1. Hardware-Aware Sketching

def simd_count_sketch(A, target_size):
    """
    Vectorized sketching using AVX-512
    """
    # Align to 64-byte boundaries
    aligned_A = align_memory(A, 64)

    # Process 16 floats at once with AVX-512
    sketch = np.zeros((target_size, A.shape[1]))

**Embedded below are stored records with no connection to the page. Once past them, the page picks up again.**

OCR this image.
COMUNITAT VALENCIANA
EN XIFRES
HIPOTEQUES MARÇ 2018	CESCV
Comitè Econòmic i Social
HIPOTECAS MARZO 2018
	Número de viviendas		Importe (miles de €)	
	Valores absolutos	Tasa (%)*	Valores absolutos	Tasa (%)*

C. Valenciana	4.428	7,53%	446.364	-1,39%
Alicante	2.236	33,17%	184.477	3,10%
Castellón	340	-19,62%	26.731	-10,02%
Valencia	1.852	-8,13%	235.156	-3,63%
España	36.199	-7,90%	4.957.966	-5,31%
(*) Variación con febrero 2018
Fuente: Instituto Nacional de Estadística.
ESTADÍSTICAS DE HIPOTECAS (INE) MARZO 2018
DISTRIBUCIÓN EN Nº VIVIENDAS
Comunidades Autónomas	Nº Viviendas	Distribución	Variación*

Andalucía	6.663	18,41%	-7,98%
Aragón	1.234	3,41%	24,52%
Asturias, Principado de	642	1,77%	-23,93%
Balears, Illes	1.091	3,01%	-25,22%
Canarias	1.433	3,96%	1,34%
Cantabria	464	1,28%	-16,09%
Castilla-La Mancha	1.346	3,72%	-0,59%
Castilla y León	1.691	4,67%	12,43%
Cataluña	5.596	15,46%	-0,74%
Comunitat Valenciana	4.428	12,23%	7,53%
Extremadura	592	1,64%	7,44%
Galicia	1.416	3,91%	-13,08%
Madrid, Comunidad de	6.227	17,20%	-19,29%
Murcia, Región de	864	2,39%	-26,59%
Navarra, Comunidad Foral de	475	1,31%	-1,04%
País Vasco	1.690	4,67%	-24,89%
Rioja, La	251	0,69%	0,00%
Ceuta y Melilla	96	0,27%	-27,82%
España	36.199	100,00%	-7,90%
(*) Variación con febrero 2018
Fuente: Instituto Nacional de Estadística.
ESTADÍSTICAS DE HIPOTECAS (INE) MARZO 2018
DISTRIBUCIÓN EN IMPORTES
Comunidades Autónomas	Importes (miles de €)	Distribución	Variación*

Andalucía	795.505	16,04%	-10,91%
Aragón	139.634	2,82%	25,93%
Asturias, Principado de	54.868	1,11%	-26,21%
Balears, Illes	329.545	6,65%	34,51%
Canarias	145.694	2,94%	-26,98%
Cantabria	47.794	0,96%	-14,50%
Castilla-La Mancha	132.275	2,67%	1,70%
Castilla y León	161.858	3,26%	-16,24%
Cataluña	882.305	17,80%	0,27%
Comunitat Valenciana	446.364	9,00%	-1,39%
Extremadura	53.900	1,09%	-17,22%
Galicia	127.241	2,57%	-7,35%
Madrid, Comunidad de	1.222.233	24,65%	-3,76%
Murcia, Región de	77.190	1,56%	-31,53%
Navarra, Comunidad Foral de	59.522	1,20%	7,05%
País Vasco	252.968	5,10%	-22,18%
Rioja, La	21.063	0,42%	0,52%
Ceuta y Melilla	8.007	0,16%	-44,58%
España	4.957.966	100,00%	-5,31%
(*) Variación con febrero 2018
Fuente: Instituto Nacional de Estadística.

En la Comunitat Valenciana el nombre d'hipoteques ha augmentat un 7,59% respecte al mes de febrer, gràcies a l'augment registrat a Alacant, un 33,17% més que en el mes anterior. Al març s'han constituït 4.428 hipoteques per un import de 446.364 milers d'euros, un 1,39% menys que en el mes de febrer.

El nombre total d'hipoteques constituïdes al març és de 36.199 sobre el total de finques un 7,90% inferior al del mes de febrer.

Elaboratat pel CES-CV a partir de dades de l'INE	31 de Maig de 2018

    for i in range(0, A.shape[0], 16):
        rows = aligned_A[i:i+16]

        # Vectorized hash computation
        hashes = _mm512_hash(rows)
        signs = _mm512_sign(rows)

        # Scatter-add with conflict detection
        _mm512_scatter_add(sketch, hashes, rows * signs)

    return sketch

2. Streaming + Sketching

Handle infinite streams:

def streaming_solver(matrix_stream, vector_stream):
    """
    Solve evolving Ax=b as entries arrive
    Maintains O(polylog(n)) space
    """
    sketch = AdaptiveSketch()
    solution = None

    for A_chunk, b_chunk in zip(matrix_stream, vector_stream):
        # Update sketch incrementally
        sketch.update(A_chunk, b_chunk)

        # Periodically solve sketched system
        if sketch.samples % 1000 == 0:
            solution = sketch.solve()
            yield solution

3. Differential Privacy via Sketching

Add noise during sketching for privacy:

def private_sketch(A, epsilon_privacy):
    """
    Differentially private sketching
    """
    sensitivity = compute_sensitivity(A)
    noise_scale = sensitivity / epsilon_privacy

    # Sketch first
    S = count_sketch(A)

    # Add calibrated noise
    noise = np.random.laplace(0, noise_scale, S.shape)

    return S + noise

Implementation Roadmap

Phase 1: Core Sketching (Immediate)

  • Johnson-Lindenstrauss
  • Count-Sketch
  • Frequent Directions
  • Leverage score sampling

Phase 2: Advanced Methods (Q1 2025)

  • Recursive sketching hierarchy
  • Adaptive sketching
  • Oblivious sketching

Phase 3: HyperSketch (Q2 2025)

  • Multi-level framework
  • Structure detection
  • Automatic method selection

Phase 4: Production (Q3 2025)

  • Hardware optimization
  • Streaming support
  • Distributed sketching

Conclusion

Sketching algorithms offer a path to truly sublinear O(nnz + polylog(n)) complexity with logarithmic space. Combined with diagonal dominance preservation, we can solve billion-scale problems on a laptop.